Of course, to fit in with the stressed-for-success crowd, you could also subscribe to one of the popular women’s magazines. They love to ask, “Stress getting you down?” on every even-numbered page. Then, after getting you worked up about your angst levels, they promise you “tricks” and “secrets” to instant calm. These include lighting a lavender scented candle and soaking in a bubble bath, ignoring the shouts of “Mommy? When are you coming out of there?” and the accompanying pounding on the bathroom door. Once I took one of their quizzes that asked me if I had any of the following symptoms of stress: memory problems, indecisiveness, anxious thoughts, constant worrying, feeling on edge or overwhelmed, loss of objectivity, and loss of car keys. I answered “yes” to all of them. I think I didn’t test positive for stress as much as I tested positive for motherhood. Then I came up with my own instant “trick” to staying calm: I cancelled the magazines that were harassing me over my stress levels.
Even writing about stress has been stressful for me, not only because as I typed these words, my computer froze up repeatedly, wasting a precious hour and forcing me to reboot the blasted machine five times, but also because I’m still not sure how to end this column. And that’s not all.

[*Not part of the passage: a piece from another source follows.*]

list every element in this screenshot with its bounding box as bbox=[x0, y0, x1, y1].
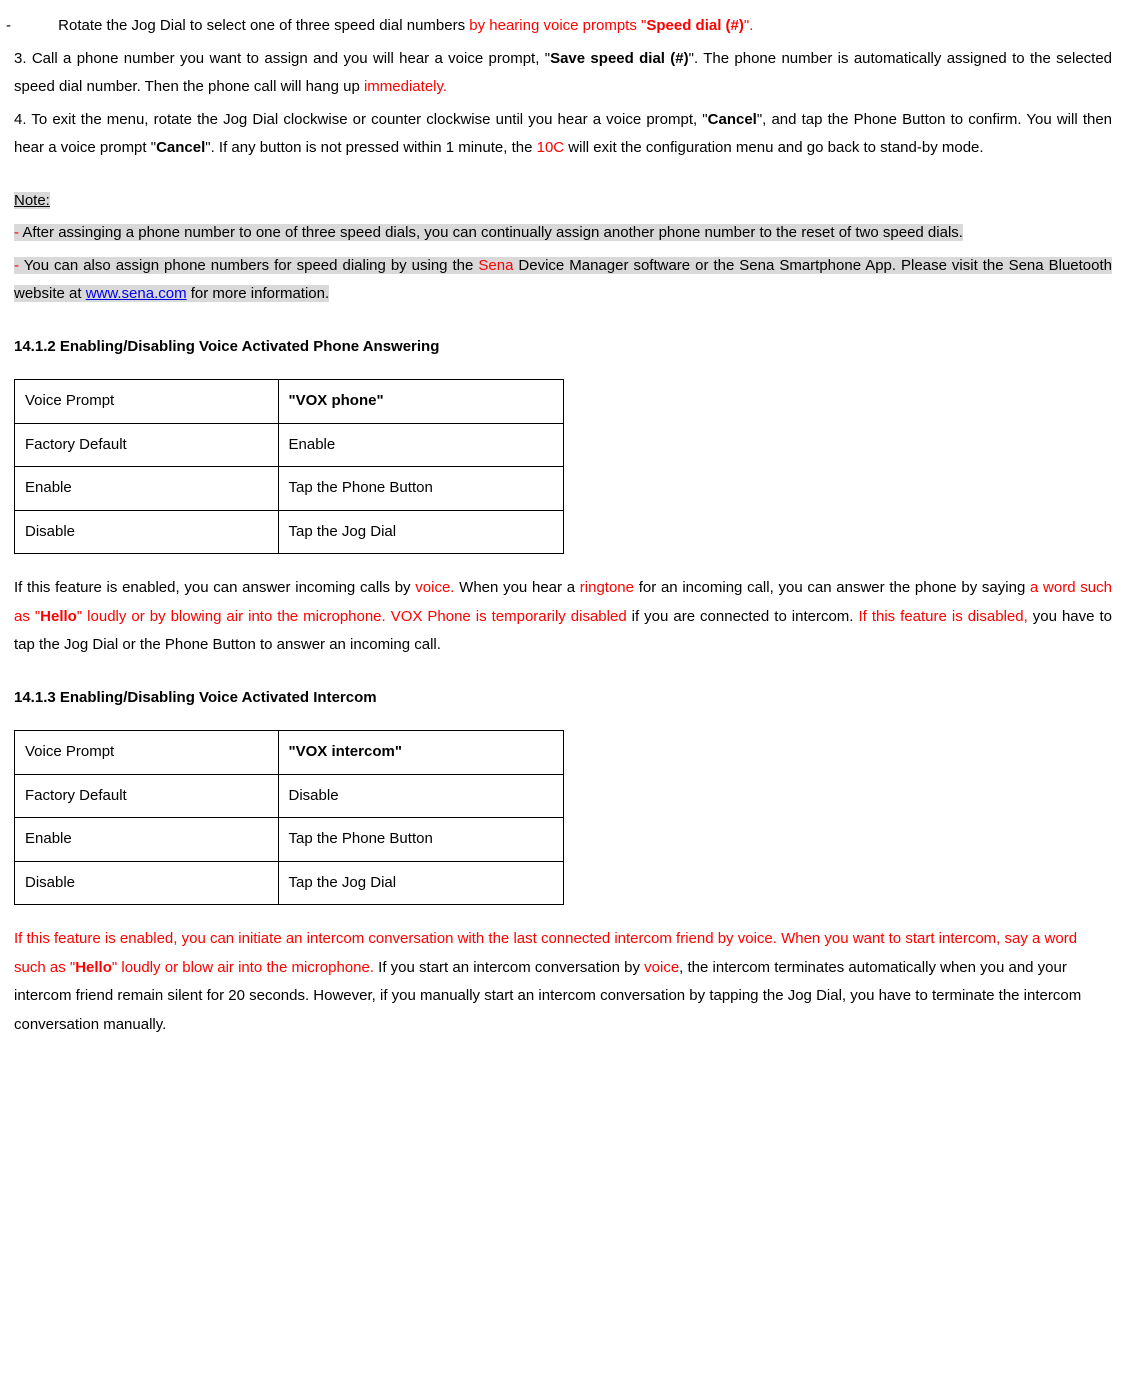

Today I also realized with horror that we missed the mortgage payment, and while I was on the phone with the bank, offering my rendition of “the dog ate my mortgage statement,” my kids all started barraging me via text messages for requests for cash. All requests were for good causes, they assured me, such as emergency visits to amusement parks, pizza dinners with friends celebrating birthdays, and new clothes, which for girls are always emergencies. There seems to be no end to the number of people who want my money, my time, and my energy. The Red Cross even wants my blood!
I know what you’re thinking: big deal! Let me tell you about the guy who’s suing me, my best friend’s illness, the scuttlebutt about my company getting bought out, the volunteer committee at the school I agreed to chair during a moment of insanity that’s taking over my life, and how I’ll be able to lower my blood pressure like the doctor said I must despite living in this pressure cooker. Then you’ll know what stress is!
Frankly, all this talk about stress has got me rattled, so please excuse me while I take a break for yoga, sip some calming chamomile tea, and turn off my iPhone. I’ll pray for serenity, and later tonight, read a funny book, because laughter may be the best antidote of all to the omnipresent stress monster.